Precisa ter uma bandeira em todos esses protestos que estamos acompanhando em
tempo real, que lembre a tragédia dessa moça e do seu namorado, que também foi
uma vítima de abuso, de certa forma,
além de violência e roubo. Não podemos esquecer, não podemos deixar
passar. Não podemos simplesmente seguir a vida como se em algum lugar do mundo
não houvesse uma moça que foi estuprada oito vezes por três monstros diante do
namorado imobilizado, aqui no Brasil. E isto aconteceu na “cidade maravilhosa”,
sede das próximas Olimpíadas e uma das cidades-sede da Copa do Mundo. Não temos
o direito de esquecer isso, jamais.
A
sociedade pós-moderna se considera altamente evoluída, puramente racional. Mas
o que se vê cotidianamente é uma selva de homens cada vez mais primitivos. Uma
“involução” rápida e impossível de frear. Com tanta oferta de sexo pago ou
gratuito como se pode encontrar por aí, por que o número de vítimas de estupro
só aumenta? Não, os homens não estão evoluindo. Eles estão dando vasão a seus
instintos mais selvagens. Nunca na história do mundo, os homens foram tão
boçais quanto são agora.
Uma
notícia publicada pelo jornal O Globo, no dia 20 de janeiro deste ano destaca
que nos últimos cinco anos houve um aumento de 157% no número de registros de
estupros. Somente no Rio de Janeiro são 16 casos denunciados por dia. Aparecida
Gonçalves, secretária nacional de Enfrentamento à Violência contra Mulheres, na
mesma reportagem afirmou que “isso mostra o comportamento machista da nossa
sociedade, que autoriza que homens se apropriem do corpo da mulher. É como se o
homem não pudesse ouvir o não”. Bingo, Aparecida! Há homens, e infelizmente são
muitos, que não sabem ouvir “não”.
Nós
temos uma mulher na presidência e em grande parte das chefias mais importantes
do Brasil, inclusive no setor da segurança pública. E mesmo assim, pouco se tem
feito pela questão. É inaceitável que um País que se julga em pleno
desenvolvimento, ainda permita que suas cidadãs e até mesmo as turistas que o
visitam sejam tratadas como o parque de diversões da bandidagem. Quando é que
isso vai acabar?
A
notícia me deixou chocada em tantos níveis, que fica difícil conseguir explicar
o tamanho da indignação. Fiquei envergonhada de viver em um País que se
considera rico o suficiente para construir ou reformar estádios que serão
eternos elefantes brancos, mas que não tem capacidade de defender suas mulheres
e proteger suas turistas. Não é questão de discutir se a Copa do Mundo vai ser
boa ou não para o País. A questão é que não temos a mínima condição de sediar
este evento e mesmo assim teremos de engoli-lo. Se eu fosse turista jamais
viria para cá, depois do que aconteceu com a norte-americana e do que acontece
com uma brasileira a cada 12 segundos, conforme o jornal O Dia.
A
igualdade feminina aconteceu apenas em setores onde isso não incomoda demais
aos homens. Porque no campo sexual, a dominação masculina ainda é uma dura realidade.

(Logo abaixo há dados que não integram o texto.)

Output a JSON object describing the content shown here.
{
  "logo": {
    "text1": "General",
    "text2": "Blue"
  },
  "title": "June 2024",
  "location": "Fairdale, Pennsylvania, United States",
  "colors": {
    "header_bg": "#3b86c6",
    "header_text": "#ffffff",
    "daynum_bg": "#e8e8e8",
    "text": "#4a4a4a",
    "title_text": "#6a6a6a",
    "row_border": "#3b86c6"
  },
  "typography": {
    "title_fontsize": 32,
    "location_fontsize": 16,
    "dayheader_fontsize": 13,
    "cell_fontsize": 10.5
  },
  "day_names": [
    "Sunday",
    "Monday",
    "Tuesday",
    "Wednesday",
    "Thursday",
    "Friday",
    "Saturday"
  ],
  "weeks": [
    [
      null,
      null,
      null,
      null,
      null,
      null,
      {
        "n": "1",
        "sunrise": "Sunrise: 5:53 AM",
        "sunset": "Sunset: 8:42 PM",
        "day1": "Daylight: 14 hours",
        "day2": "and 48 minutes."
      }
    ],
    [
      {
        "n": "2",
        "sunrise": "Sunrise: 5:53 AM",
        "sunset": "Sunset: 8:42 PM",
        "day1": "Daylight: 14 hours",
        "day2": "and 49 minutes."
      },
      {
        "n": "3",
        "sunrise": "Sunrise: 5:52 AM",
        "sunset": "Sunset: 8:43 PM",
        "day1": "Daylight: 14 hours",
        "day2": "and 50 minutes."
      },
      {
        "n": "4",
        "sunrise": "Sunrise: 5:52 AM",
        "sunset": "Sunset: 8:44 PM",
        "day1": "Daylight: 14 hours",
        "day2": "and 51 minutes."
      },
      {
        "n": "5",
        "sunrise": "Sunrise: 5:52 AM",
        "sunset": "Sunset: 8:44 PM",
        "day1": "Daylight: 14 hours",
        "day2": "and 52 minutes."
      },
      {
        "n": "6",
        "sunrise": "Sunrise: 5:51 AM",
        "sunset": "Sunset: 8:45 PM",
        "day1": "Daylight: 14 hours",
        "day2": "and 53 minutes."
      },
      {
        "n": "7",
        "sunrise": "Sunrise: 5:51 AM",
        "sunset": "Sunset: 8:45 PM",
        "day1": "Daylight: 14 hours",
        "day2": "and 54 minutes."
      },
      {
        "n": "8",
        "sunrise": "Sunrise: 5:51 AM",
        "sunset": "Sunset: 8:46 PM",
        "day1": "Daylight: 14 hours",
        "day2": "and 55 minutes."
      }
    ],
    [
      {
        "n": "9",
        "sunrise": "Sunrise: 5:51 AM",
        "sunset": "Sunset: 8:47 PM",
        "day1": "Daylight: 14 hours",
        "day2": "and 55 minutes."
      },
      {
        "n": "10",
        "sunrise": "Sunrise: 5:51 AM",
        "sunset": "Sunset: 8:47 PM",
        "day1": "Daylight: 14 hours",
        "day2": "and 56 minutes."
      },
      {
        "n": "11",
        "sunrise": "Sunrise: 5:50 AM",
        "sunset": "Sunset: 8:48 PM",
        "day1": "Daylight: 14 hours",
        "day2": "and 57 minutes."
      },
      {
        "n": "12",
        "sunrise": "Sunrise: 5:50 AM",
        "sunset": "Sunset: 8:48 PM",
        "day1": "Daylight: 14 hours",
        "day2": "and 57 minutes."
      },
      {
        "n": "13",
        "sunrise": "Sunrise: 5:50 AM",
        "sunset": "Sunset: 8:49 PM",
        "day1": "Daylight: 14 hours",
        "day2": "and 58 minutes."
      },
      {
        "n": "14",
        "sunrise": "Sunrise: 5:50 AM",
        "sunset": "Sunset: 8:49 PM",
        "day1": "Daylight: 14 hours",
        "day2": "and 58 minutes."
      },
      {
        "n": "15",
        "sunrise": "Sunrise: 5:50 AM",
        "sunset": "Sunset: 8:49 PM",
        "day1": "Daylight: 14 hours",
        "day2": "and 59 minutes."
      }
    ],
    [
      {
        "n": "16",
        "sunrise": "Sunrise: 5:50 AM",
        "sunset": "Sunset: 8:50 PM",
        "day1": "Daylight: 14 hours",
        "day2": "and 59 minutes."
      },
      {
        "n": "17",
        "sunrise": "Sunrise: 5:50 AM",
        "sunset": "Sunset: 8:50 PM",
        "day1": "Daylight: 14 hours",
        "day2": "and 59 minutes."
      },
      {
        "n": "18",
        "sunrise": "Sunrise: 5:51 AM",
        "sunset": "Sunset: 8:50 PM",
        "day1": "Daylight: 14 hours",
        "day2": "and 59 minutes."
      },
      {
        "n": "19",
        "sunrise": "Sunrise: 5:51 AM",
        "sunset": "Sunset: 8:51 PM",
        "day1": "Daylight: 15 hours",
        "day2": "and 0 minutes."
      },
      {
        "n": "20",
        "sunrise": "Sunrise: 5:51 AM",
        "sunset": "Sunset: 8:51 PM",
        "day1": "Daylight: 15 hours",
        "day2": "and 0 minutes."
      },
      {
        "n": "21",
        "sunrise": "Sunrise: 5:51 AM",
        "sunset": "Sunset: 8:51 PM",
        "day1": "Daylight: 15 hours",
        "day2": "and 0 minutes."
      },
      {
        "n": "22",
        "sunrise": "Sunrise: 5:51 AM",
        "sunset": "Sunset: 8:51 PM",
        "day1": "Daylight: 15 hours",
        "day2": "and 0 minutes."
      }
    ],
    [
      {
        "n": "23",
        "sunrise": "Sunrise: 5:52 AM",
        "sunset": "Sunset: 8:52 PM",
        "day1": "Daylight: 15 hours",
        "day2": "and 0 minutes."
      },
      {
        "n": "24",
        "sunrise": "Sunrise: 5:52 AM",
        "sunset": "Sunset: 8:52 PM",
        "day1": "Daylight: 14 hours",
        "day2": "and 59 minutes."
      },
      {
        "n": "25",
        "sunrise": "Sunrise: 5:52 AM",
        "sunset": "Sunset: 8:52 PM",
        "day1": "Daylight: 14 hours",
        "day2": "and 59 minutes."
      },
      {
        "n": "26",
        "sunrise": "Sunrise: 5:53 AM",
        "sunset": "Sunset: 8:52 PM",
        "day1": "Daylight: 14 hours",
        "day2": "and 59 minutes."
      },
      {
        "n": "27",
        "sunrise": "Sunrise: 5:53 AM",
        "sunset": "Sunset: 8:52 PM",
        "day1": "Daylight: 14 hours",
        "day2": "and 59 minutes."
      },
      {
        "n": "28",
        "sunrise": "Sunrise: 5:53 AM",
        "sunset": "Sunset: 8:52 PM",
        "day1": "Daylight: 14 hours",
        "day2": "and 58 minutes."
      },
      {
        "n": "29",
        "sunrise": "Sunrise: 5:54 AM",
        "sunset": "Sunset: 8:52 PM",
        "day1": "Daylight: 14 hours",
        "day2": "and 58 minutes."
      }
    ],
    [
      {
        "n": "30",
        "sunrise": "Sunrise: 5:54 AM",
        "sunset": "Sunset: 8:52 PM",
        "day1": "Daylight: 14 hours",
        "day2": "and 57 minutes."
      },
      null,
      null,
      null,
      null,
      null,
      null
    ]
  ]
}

E os números alarmantes dos casos de estupros no País demonstram isso. Existe
um número crescente de homens dispostos a conseguir pela força, aquilo que são
incapazes de conquistar pelo mérito. Lamentável demais.
Assistindo
ao depoimento da colega jornalista que recebeu um tiro de bala de borracha, de
um policial em São Paulo, enquanto cobria os protestos, fiquei pensando no quanto existem homens covardes em
nosso País. Ela disse que jamais imaginava que ele fosse atirar, por ela ser
mulher e não estar representando perigo. Se eu pudesse dizer alguma coisa a
ela, seria: “amiga, ele atirou justamente porque você é mulher!”. Atrás de uma farda, com uma arma na mão e sem
se sentir ameaçado é muito fácil ser machão. O mesmo serve para esses monstros
estupradores: é fácil ser viril segurando um revólver e subjugando a vítima.
Difícil mesmo é ser homem de verdade e merecer a disponibilidade sexual de uma
companheira.
Meu
protesto particular não é pelos R$0,20. É pelas minhas leitoras, pela minha
filha, pela minha mãe, irmã, avó, tias, primas, amigas, vizinhas, conterrâneas.
Não tem ninguém, de nenhum dos três poderes, olhando por nós. O que mais precisa
acontecer para que este País tenha leis mais severas para o estupro, como a castração
química, por exemplo? Sinceramente, tenho medo dessa resposta.